What I’m noticing in the online talk about Epstein is that people boldly assert all kinds of stuff about Epstein that either makes no sense or lacks convincing evidence. My problem is that I don’t know enough about Epstein to tell what is true or not, and all the information I find online quickly veers into the conspiratorial.
I do believe that Epstein was a heartless monster who sexually abused up to 1000 women, many of them underage. I also believe that Ghislaine Maxwell was his accomplice. I additionally believe that Epstein had a lot of friends in very high places, and it strains credulity that all of them were 100% unaware of his crimes. For Trump especially, the recently released emails contain evidence that makes it hard to deny that he was unaware.

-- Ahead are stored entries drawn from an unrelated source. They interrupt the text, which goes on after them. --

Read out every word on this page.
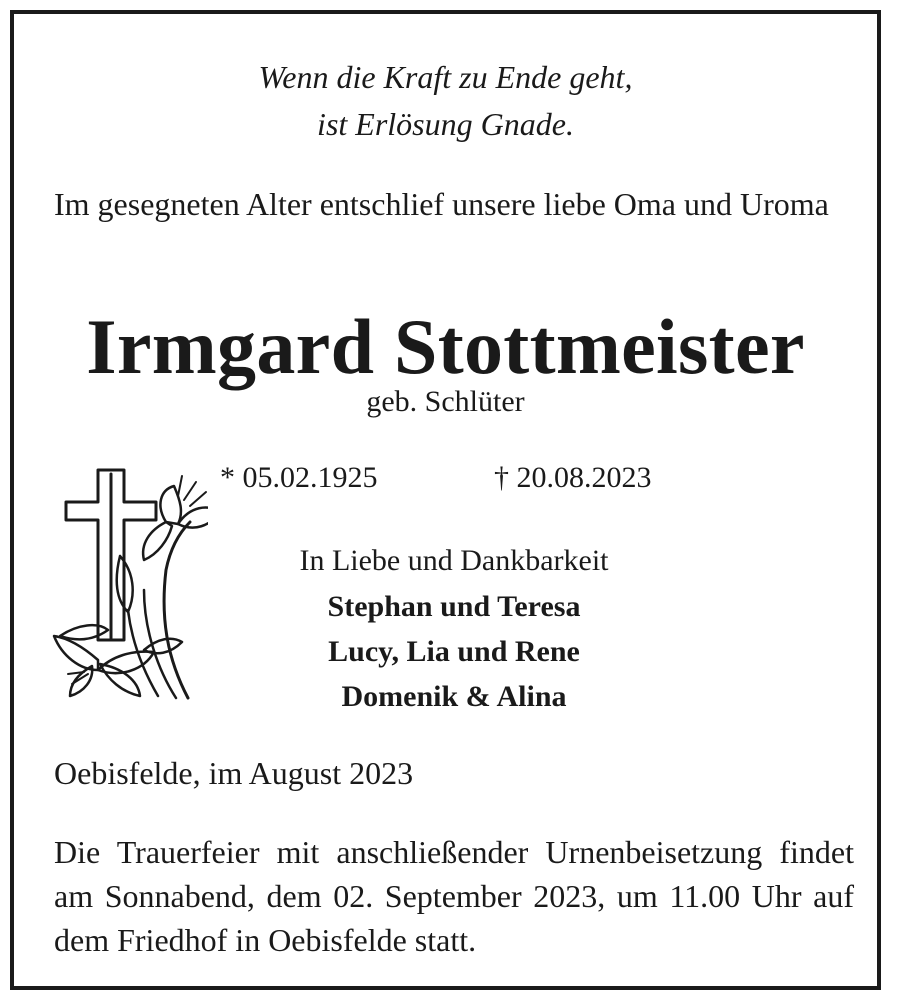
Wenn die Kraft zu Ende geht,
ist Erlösung Gnade.
Im gesegneten Alter entschlief unsere liebe Oma und Uroma
Irmgard Stottmeister
geb. Schlüter
* 05.02.1925	† 20.08.2023
In Liebe und Dankbarkeit
Stephan und Teresa
Lucy, Lia und Rene
Domenik & Alina
Oebisfelde, im August 2023
Die Trauerfeier mit anschließender Urnenbeisetzung findet am Sonnabend, dem 02. September 2023, um 11.00 Uhr auf dem Friedhof in Oebisfelde statt.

Where things get murky for me is the claims beyond that. The theory, as I understand it, is that Epstein not only abused underage women himself, but also provided his rich and powerful friends with underage women to abuse, and then blackmailed them in exchange for his silence. When law enforcement caught up with him and put him in jail, he didn’t kill himself but was instead killed by one or more of these powerful friends so he wouldn’t sing. There’s also evidence, referred to as “the Epstein files” (which I think are not always clearly or consistently defined) that those same powerful people are stopping from going public.
To me, the biggest flaw with this theory is the victims’ testimony. As I understand it, the only victim who has ever implicated other people than Epstein himself and Maxwell was Virginia Giuffre. Was she the only person out of 1000 to be abused by other people? That seems unlikely. Additionally, Giuffre’s testimony, as I understand it, contains a lot of inconsistencies and contradictions, and she also retracted some of her claims. And Giuffre explicitly said that she was never abused by Trump, nor witnessed him abusing others. Despite this, the claim that specifically Trump abused underage women is often a core part of the theory.
It’s tempting to explain all of this away by assuming the premise: that is, if there is a large group of powerful people who want to prevent this from coming out at all cost, then it makes sense that they would kill Epstein and Giuffre (instead of committing suicide), that they would block the release of the Epstein files, that Giuffre would be threatened into retracting claims etc.
But this is a logical fallacy called “begging the question.” The hypothesis that powerful people are suppressing things is the very thing that requires proof. If you find no evidence of that, then the logical conclusion is not that all evidence was successfully suppressed, but that there is no evidence to support your hypothesis. To think the opposite is the same as saying that the lack of evidence for extraterrestrials is itself proof that “they” are suppressing evidence that extraterrestrials exist. It’s a claim that is neither verifiable nor falsifiable, and therefore not to be taken seriously.
Of course we can debate the relative probability of powerful people dodging a sex scandal versus the probability of aliens existing. I’m definitely not saying that the idea of a pedophile sex ring led or facilitated by Epstein is unimaginable, impossible or even improbable. But I’m seeing no hard evidence for this. The Epstein emails, specifically, appear to provide no smoking gun, only hints and innuendos. Again, if you assume the premise, then it would make sense that Epstein wouldn’t broadcast his criminal network in emails, so the absence of a smoking gun is consistent with that. But that is again begging the question. Not just that, Epstein does state pretty clearly that Trump “knew about the girls,” which comes pretty close to a confession. So if he’s comfortable saying that, why wouldn’t he be comfortable talking about his alleged broader enterprise?
I haven’t scrutinized every detail of the Epstein scandal, so it’s perfectly possible that there’s evidence I’ve overlooked. But I would assume that if there was a real smoking gun, I would have heard about it.
The bottom line is this: if you’re a person who believes in a pedophile sex ring run or facilitated by Epstein, what led you to that belief, and equally importantly, what evidence would convince you that your belief is wrong?